Find 10 closest points in decreasing order

851 Views Asked by At

I am trying to find the distance between a point and other 40,000 points.

Each point is a 300 dimension vector.

I am able to find the closes point. How do I find the 10 nearest points in decreasing order?

Function for closest point:

from scipy.spatial import distance
def closest_node(node,df):
    closest_index = distance.cdist([node],df.feature.tolist()).argmin()
    return pd.Series([df.title.tolist([closest_index],df.id.tolist()[closest_index]])

This command returns the closest title and id:

df3[["closest_title","closest_id"]]=df3.feature.apply(lambda row: closest_node(row,df2))
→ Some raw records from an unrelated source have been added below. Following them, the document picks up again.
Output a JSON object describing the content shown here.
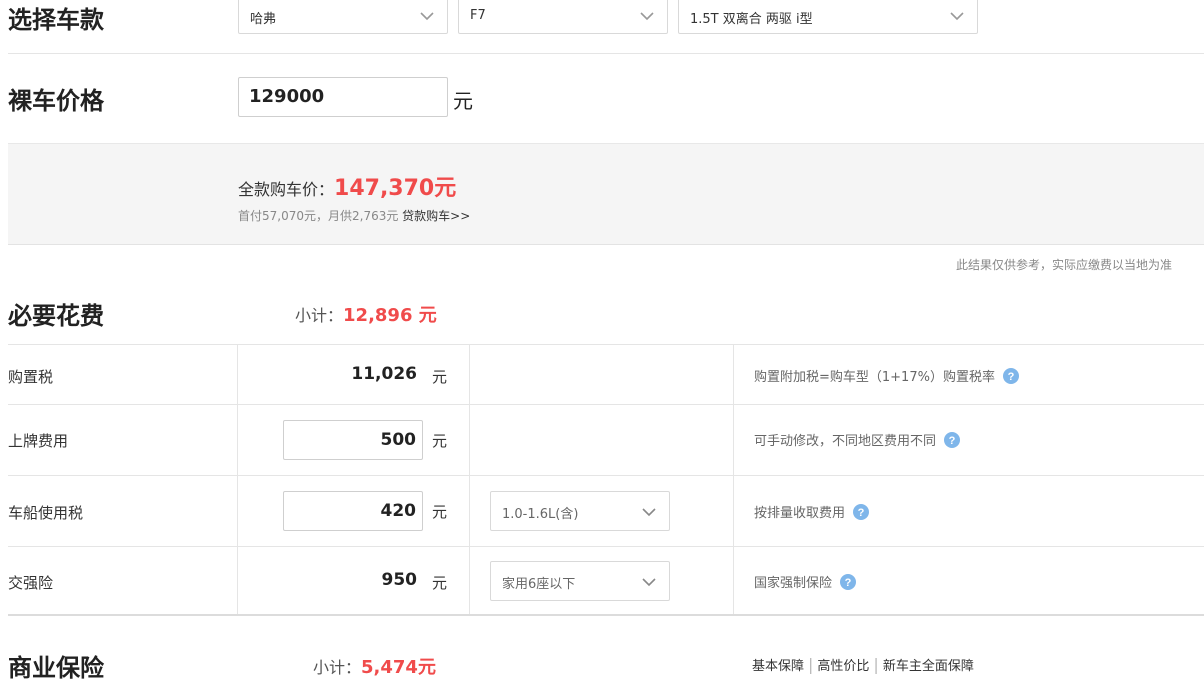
{
  "select_model": {
    "title": "选择车款",
    "brand": "哈弗",
    "series": "F7",
    "trim": "1.5T 双离合 两驱 i型"
  },
  "bare_price": {
    "title": "裸车价格",
    "value": "129000",
    "unit": "元"
  },
  "summary": {
    "full_label": "全款购车价：",
    "full_value": "147,370元",
    "loan_text": "首付57,070元，月供2,763元",
    "loan_link": "贷款购车>>"
  },
  "disclaimer": "此结果仅供参考，实际应缴费以当地为准",
  "required": {
    "title": "必要花费",
    "subtotal_label": "小计：",
    "subtotal_value": "12,896 元",
    "rows": [
      {
        "label": "购置税",
        "value": "11,026",
        "unit": "元",
        "note": "购置附加税=购车型（1+17%）购置税率"
      },
      {
        "label": "上牌费用",
        "value": "500",
        "unit": "元",
        "note": "可手动修改，不同地区费用不同"
      },
      {
        "label": "车船使用税",
        "value": "420",
        "unit": "元",
        "option": "1.0-1.6L(含)",
        "note": "按排量收取费用"
      },
      {
        "label": "交强险",
        "value": "950",
        "unit": "元",
        "option": "家用6座以下",
        "note": "国家强制保险"
      }
    ]
  },
  "commercial": {
    "title": "商业保险",
    "subtotal_label": "小计：",
    "subtotal_value": "5,474元",
    "tabs": [
      "基本保障",
      "高性价比",
      "新车主全面保障"
    ]
  },
  "colors": {
    "accent_red": "#f04b4b",
    "help_blue": "#7fb6ea"
  }
}
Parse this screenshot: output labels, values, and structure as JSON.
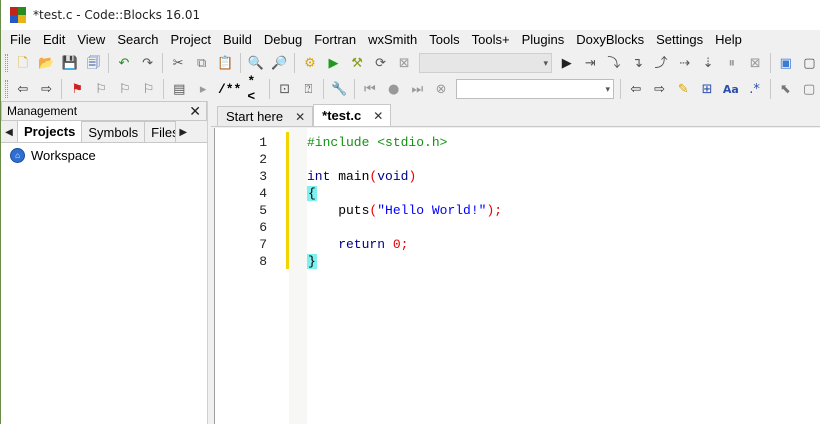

df2- pandas dataframe of 40,000 points (each 300 dimension)

How do I return the title and index for the 10 closest points

Thanks

2

There are 2 best solutions below

0
On BEST ANSWER

Just slice the sorted distance matrix for the top 10 nodes. Something like this:

from scipy.spatial import distance

# Find the query node
query_node = df.iloc[10] ## Not sure what you're looking for

# Find the distance between this node and everyone else
euclidean_distances = df.apply(lambda row: distance.euclidean(row, query_node), axis=1)

# Create a new dataframe with distances.
distance_frame = pandas.DataFrame(data={"dist": euclidean_distances, "idx": euclidean_distances.index})
distance_frame.sort("dist", inplace=True)

# nodes
smallest_dist_ixs = distance_frame.iloc[1:10]["idx"]
most_similar_nodes = df.iloc[int(smallest_dist_ixs)]

My assumption based on the word 'title' you have used here, and the choice of 300 dimensional vectors, is that these are word or phrase vectors.
Gensim actually has a manner to get the top N number of similar words based on this idea, which is reasonably fast.

https://tedboy.github.io/nlps/generated/generated/gensim.models.Word2Vec.most_similar.html

>>> trained_model.most_similar(positive=['woman', 'king'], negative=['man'])
[('queen', 0.50882536), ...]

For something slightly different, this is also slightly similar to the traveling salesman problem (TSP) if you want to get shortest paths between all points, and then simply slice out the first 10 'cities'.

Google has a pretty simple and quick python implementation with OR-Tools here: https://developers.google.com/optimization/routing/tsp.

0
On

As I don't know your complete code of have a sample of data, here would be my suggestion:

Instead of using ".argmin()" just sort your list by distance and then return the first ten elements of the sorted list. Then find their indices like you're already doing it.